The 30th section of the act of March 2d, 1867, creates an offence which may be committed without any other action on the part of the accused, than that of conspiring with another to commit an offence against the laws of the United States, or to defraud the United States. The unlawful agreement is, therefore, the gist of the offence which this section intended to create. The requirement that some act to effect the object of the conspiracy be done by some one of the conspirators, is intended to afford a locus pœnitentiæ. Until some act be done by some one of the conspirators to effect the object of the unlawful agreement, all parties to the agreement may withdraw, and thus escape the effect of the statute. After such an act all are liable to the penalty.

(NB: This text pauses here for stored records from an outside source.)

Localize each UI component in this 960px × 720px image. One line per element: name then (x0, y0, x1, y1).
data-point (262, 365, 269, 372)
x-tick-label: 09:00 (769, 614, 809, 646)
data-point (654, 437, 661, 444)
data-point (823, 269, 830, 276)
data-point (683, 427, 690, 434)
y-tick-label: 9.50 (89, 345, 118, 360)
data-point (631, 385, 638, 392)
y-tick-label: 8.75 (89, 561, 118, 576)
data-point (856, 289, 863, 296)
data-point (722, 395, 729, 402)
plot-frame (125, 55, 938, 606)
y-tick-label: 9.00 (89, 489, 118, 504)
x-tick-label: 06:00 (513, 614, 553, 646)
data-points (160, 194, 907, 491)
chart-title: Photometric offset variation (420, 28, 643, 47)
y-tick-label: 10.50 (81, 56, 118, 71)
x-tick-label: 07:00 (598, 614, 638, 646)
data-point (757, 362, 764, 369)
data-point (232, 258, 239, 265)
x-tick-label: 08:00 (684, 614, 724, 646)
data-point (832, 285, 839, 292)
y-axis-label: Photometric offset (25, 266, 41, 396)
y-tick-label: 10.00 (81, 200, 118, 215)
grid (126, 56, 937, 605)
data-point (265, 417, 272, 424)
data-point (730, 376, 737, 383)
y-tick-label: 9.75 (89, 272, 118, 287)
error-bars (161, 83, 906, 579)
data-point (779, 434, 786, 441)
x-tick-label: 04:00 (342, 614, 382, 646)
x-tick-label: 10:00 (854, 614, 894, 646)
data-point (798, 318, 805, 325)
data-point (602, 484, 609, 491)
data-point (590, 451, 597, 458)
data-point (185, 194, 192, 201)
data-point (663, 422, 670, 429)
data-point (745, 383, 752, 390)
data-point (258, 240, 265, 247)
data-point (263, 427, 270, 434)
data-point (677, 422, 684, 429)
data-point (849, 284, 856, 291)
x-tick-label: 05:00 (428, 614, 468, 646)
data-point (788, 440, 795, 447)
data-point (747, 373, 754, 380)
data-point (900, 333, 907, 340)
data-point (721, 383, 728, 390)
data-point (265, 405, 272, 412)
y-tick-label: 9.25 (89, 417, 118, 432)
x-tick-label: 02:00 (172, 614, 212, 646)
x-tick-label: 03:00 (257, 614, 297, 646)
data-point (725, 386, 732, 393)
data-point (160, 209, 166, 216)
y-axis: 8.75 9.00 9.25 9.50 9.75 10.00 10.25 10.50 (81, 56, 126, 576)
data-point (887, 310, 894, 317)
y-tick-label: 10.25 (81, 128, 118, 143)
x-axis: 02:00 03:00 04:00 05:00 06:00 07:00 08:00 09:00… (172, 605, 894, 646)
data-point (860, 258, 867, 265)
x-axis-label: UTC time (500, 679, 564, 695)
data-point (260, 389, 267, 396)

The act to effect the object of the conspiracy, which the statute calls for, is not designated as an overt act, and was not intended to be made an element proper of the offence. The offence is the conspiracy. Some act by some one of the conspirators is required, to show not the unlawful agreement, but that the unlawful agreement, while subsisting, became operative. The offence of conspiracy is committed when, to the intention to conspire, is added the actual agreement; and this intent to conspire, coupled with the act of conspiring, completes the offence intended to be created by the statute, notwithstanding the requirement that the prosecution show, by some act of some one of the conspirators, that the agreement went into actual operation.

If, then, an indictment correctly charges an unlawful combination and agreement as actually made, and, in addition, describes any act by any one of the parties to the unlawful agreement, as an act intended to be relied on to show the agreement in operation, it is sufficient, although, upon the face of the indictment, it does not appear in what manner the act described would tend to effect the object of the conspiracy. It is sufficient, if the act be so described as to apprise the defendant what act is intended to be given in evidence as tending to show that the unlawful agreement was put in operation, without its being made to appear to the court, upon the face of the indictment, that the act mentioned is necessarily calculated to effect the object of the unlawful combination charged. It is not the case of an attempt to commit crime. The crime is committed when the combination is made, and the act of one of the conspirators is not required by the statute to show the intent. That is inferred from the unlawful act of combining to defraud, or to commit an offence, but the object of requiring proof of some act in furtherance of the unlawful agreement is, to show that the unlawful combination became a living, active combination.

1 [Reported by Hon. Samuel Blatchford, District Judge, and here reprinted by permission.]